Well, look at what we have got here. Apparently, AMD is starting to feel a little left out of the entire smartphone and tablet game, and has since taken steps to ensure that it does not lose out on too much of the rapidly shrinking pie while its rivals are busy churning out mobile-friendly products. After all, that can be the only reason AMD is putting up job offerings for Android developers, no?
It is common knowledge to most people that situated at the heart of the Android operating system for tablets and smartphones is the Linux kernel. And most people who are familiar with the implementations of open-source software and the Linux kernel know what it means when developers from all over the world make contributions or improvements to any operating system which utilizes the Linux kernel. SImply put, there is a chance that some of these contributions will eventually find their way back to the main kernel tree, where they will be merged with the upstream sources to provide a more complete 'out-of-the-box' solution for developers who which to utilize the kernel for various uses.
And apparently, it seems that the latest announcement from AMD is about to bring driver support in the Linux kernel to newer heights, especially where AMD-based GPUs are concerned. This is because the company has posted a job listing on its website in which it specifically calls for experienced Android and Linux developers to apply for the position of a Linux Driver Development Engineer.
According to the listing, the prospective engineer will be working with the Linux Base Graphics team, to deliver an updated video driver stack that can be used on the Android operating system while keeping "in line with the current development trends in the Android ecosystem". The posting also goes on to say that the applicant will need to be proficient in various programming languages such as C/C++, although it was the requirement about needing at least three years in kernel-mode driver development which caught our eye, and for good reason.

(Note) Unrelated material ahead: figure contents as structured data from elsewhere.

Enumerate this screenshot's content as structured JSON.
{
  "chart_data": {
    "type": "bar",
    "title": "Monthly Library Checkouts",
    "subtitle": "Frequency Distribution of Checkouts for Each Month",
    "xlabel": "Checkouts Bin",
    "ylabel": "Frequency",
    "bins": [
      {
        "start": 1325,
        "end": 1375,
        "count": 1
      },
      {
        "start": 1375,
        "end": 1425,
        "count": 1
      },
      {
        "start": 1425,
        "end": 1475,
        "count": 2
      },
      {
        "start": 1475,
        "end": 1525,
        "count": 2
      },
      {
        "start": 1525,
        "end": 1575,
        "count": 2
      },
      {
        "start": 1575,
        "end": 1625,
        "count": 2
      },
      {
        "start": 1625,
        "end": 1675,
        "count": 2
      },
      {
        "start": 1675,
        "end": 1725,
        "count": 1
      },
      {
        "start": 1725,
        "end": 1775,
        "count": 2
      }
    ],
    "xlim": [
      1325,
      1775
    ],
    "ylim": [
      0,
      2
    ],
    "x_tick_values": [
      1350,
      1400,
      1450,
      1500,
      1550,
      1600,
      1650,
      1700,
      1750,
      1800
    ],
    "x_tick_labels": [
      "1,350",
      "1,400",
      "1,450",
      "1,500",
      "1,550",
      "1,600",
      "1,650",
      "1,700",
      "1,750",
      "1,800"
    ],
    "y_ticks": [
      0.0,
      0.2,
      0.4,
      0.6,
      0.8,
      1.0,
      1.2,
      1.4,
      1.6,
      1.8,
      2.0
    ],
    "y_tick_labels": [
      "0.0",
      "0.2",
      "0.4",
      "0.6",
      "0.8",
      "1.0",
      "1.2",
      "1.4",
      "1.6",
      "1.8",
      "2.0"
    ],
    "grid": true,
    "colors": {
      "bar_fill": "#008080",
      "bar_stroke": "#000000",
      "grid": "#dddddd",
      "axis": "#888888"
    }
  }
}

Most Linux users with AMD graphics cards will be fully aware that there exists two drivers for use with their hardware: the open-source radeon (or radeonhd) and AMD's proprietary fglrx. While it is widely known that the open-source radeon driver is completely left behind in the dust when compared to the proprietary fglrx driver module provided by AMD in terms of supported hardware and performance, radeon also boasts a key advantage that fglrx has failed to match for years: the ability to run in kernel-mode (aka KMS). And since AMD has already committed itself to fglrx, it is highly possible that the entire Linux Base Graphics team may be working to bring KMS capabilities to fglrx in order to make it more portable around various Linux-based OS. At the least, this will be more efficient than producing a completely new driver stack for what is essentially another distribution of Linux.
And because newer, more visually-appealing display managers such as the much-talked about Wayland mandate the use of KMS drivers, being able to make the entire fglrx driver stack kernel-mode compatible will not only make the driver more portable, but more futureproof as well. In the unlikely event that desktop Linux distributions eventually decide to drop the X Window system in favor of something else like Wayland, a KMS-capable fglrx driver stack will allow users to transition from one display manager to another with minimal hiccup to their productivity.
Of course, this is nothing more than just speculation on the outcome of fglrx now that AMD has decided to evolve its driver stack in order to allow the company to get into the whole Android game, and it could be possible that we are just reading too much into the job requirements. Well, one can only wait and see.